Some environmental changes can be easily seen (eg droughts and bushfires). However, many are less evident as they occur over a long time (climate change); in remote areas (eg feral camels); under the ground (eg historic pollution); in the sea (eg ocean acidification); and in the atmosphere (eg ozone-layer depletion).
The large and complex natural systems in which these changes take place make them even more challenging to observe and understand. Such systems include the climate, cycles of carbon, water and nitrogen, and ecosystems.
For these reasons, many countries are undertaking systematic studies of environmental conditions to help them make informed decisions in response to environmental changes and associated impacts.
One broadly used method to provide a consolidated perspective on environmental change is a periodic state of the environment report (SOER). International bodies such as the Organisation for Economic Cooperation and Development (OECD) encourages its member countries to each produce a regular SOER. To assist with this, the OECD has developed a range of methods, and it also carries out its own formal reviews of member countries.

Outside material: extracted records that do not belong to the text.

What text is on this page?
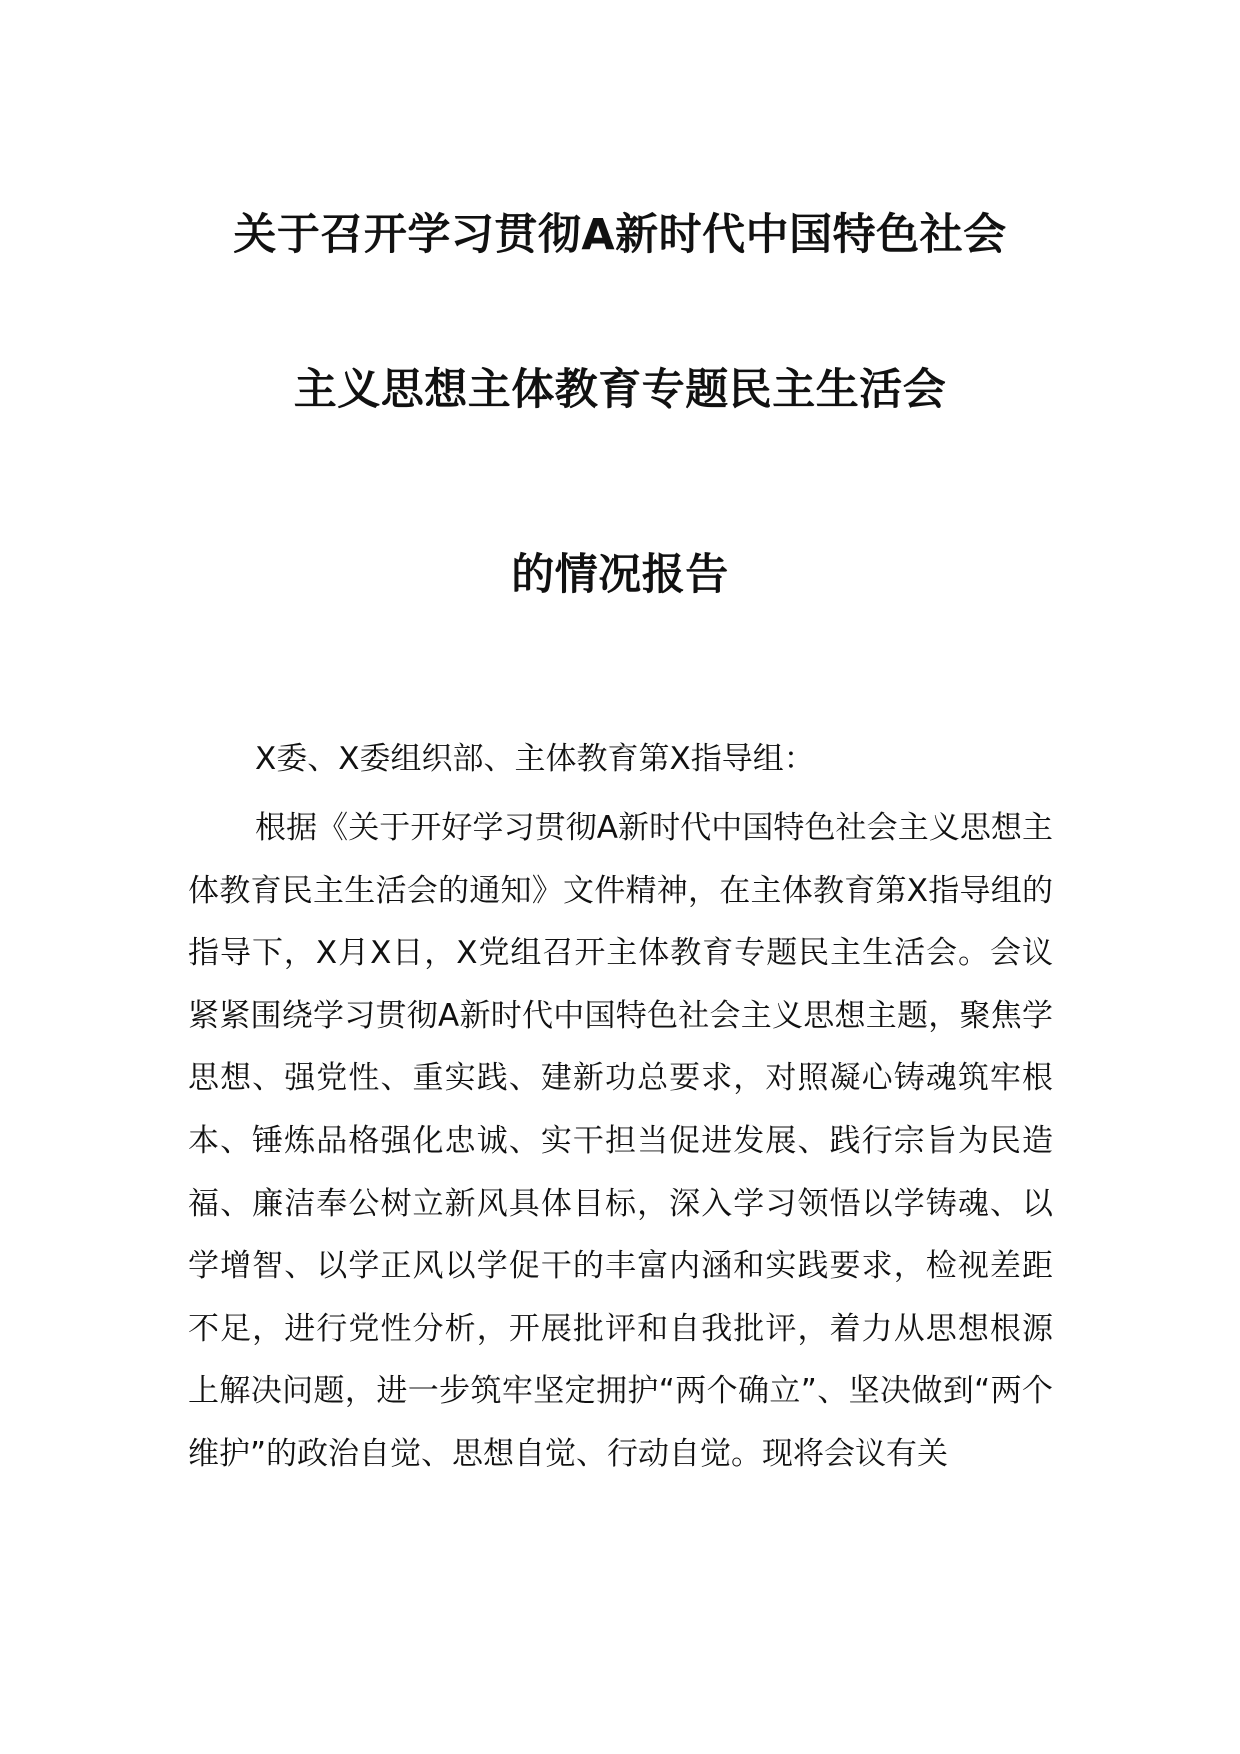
关于召开学习贯彻A新时代中国特色社会
主义思想主体教育专题民主生活会
的情况报告
X委、X委组织部、主体教育第X指导组：
根据《关于开好学习贯彻A新时代中国特色社会主义思想主体教育民主生活会的通知》文件精神，在主体教育第X指导组的指导下，X月X日，X党组召开主体教育专题民主生活会。会议紧紧围绕学习贯彻A新时代中国特色社会主义思想主题，聚焦学思想、强党性、重实践、建新功总要求，对照凝心铸魂筑牢根本、锤炼品格强化忠诚、实干担当促进发展、践行宗旨为民造福、廉洁奉公树立新风具体目标，深入学习领悟以学铸魂、以学增智、以学正风以学促干的丰富内涵和实践要求，检视差距不足，进行党性分析，开展批评和自我批评，着力从思想根源上解决问题，进一步筑牢坚定拥护“两个确立”、坚决做到“两个维护”的政治自觉、思想自觉、行动自觉。现将会议有关
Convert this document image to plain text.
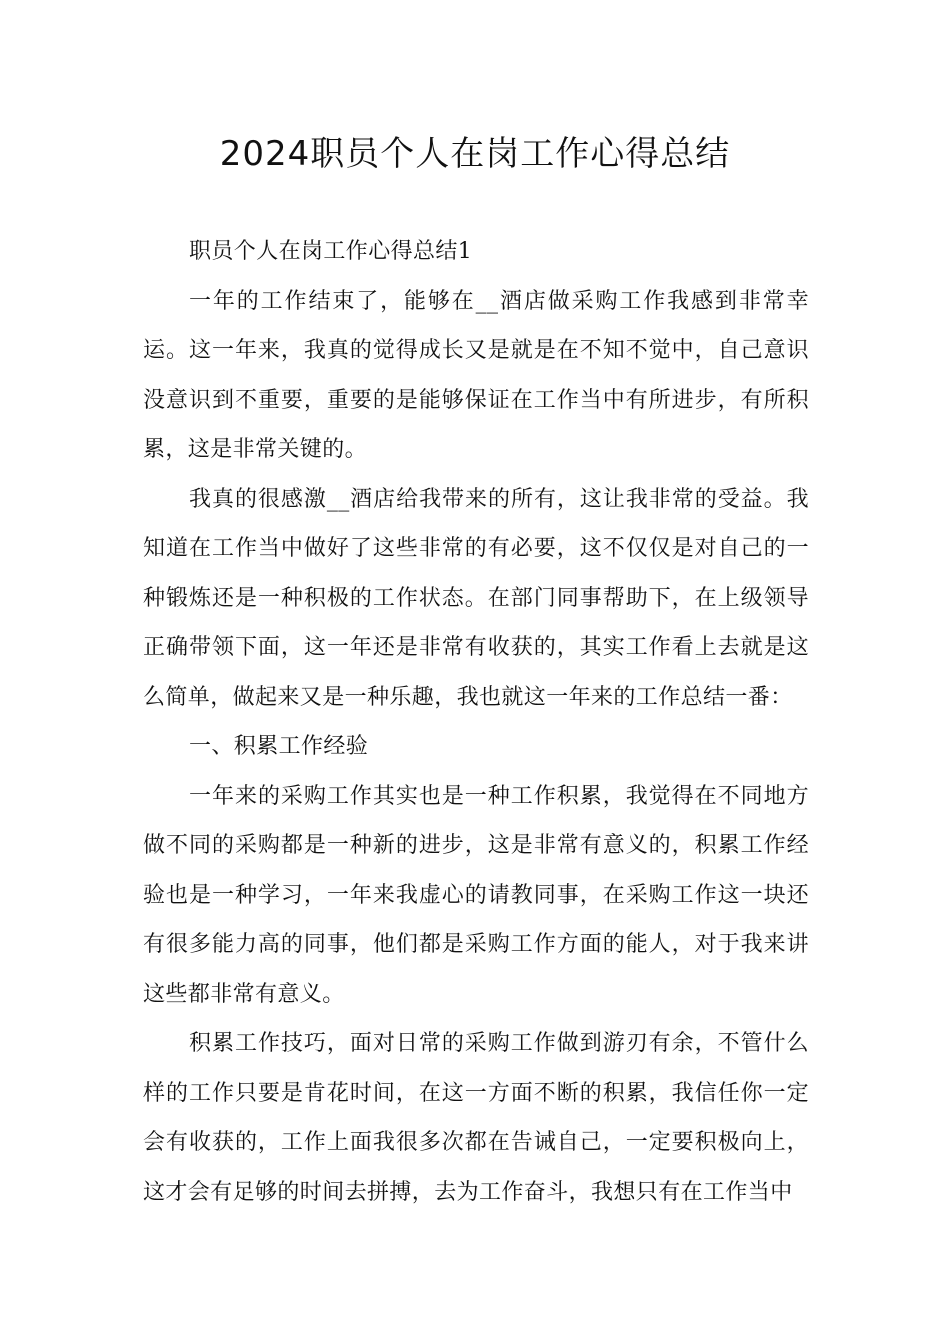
2024职员个人在岗工作心得总结

职员个人在岗工作心得总结1

一年的工作结束了，能够在__酒店做采购工作我感到非常幸运。这一年来，我真的觉得成长又是就是在不知不觉中，自己意识没意识到不重要，重要的是能够保证在工作当中有所进步，有所积累，这是非常关键的。

我真的很感激__酒店给我带来的所有，这让我非常的受益。我知道在工作当中做好了这些非常的有必要，这不仅仅是对自己的一种锻炼还是一种积极的工作状态。在部门同事帮助下，在上级领导正确带领下面，这一年还是非常有收获的，其实工作看上去就是这么简单，做起来又是一种乐趣，我也就这一年来的工作总结一番：

一、积累工作经验

一年来的采购工作其实也是一种工作积累，我觉得在不同地方做不同的采购都是一种新的进步，这是非常有意义的，积累工作经验也是一种学习，一年来我虚心的请教同事，在采购工作这一块还有很多能力高的同事，他们都是采购工作方面的能人，对于我来讲这些都非常有意义。

积累工作技巧，面对日常的采购工作做到游刃有余，不管什么样的工作只要是肯花时间，在这一方面不断的积累，我信任你一定会有收获的，工作上面我很多次都在告诫自己，一定要积极向上，这才会有足够的时间去拼搏，去为工作奋斗，我想只有在工作当中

The first OECD environmental performance review for Australia was published in 1998, the second in 2007 and the next is due for release in 2019.
State of the environment reports provide information about changes and trends in environmental conditions in the same way as economic indicators are used to report on the state of the economy.
Every 5 years, the EPA undertakes a review of the condition of SA's environment. The aim is to inform the SA Government and all South Australians of the current state of the environment and long-term environmental trends, and to highlight issues that can potentially prevent us achieving our environmental goals.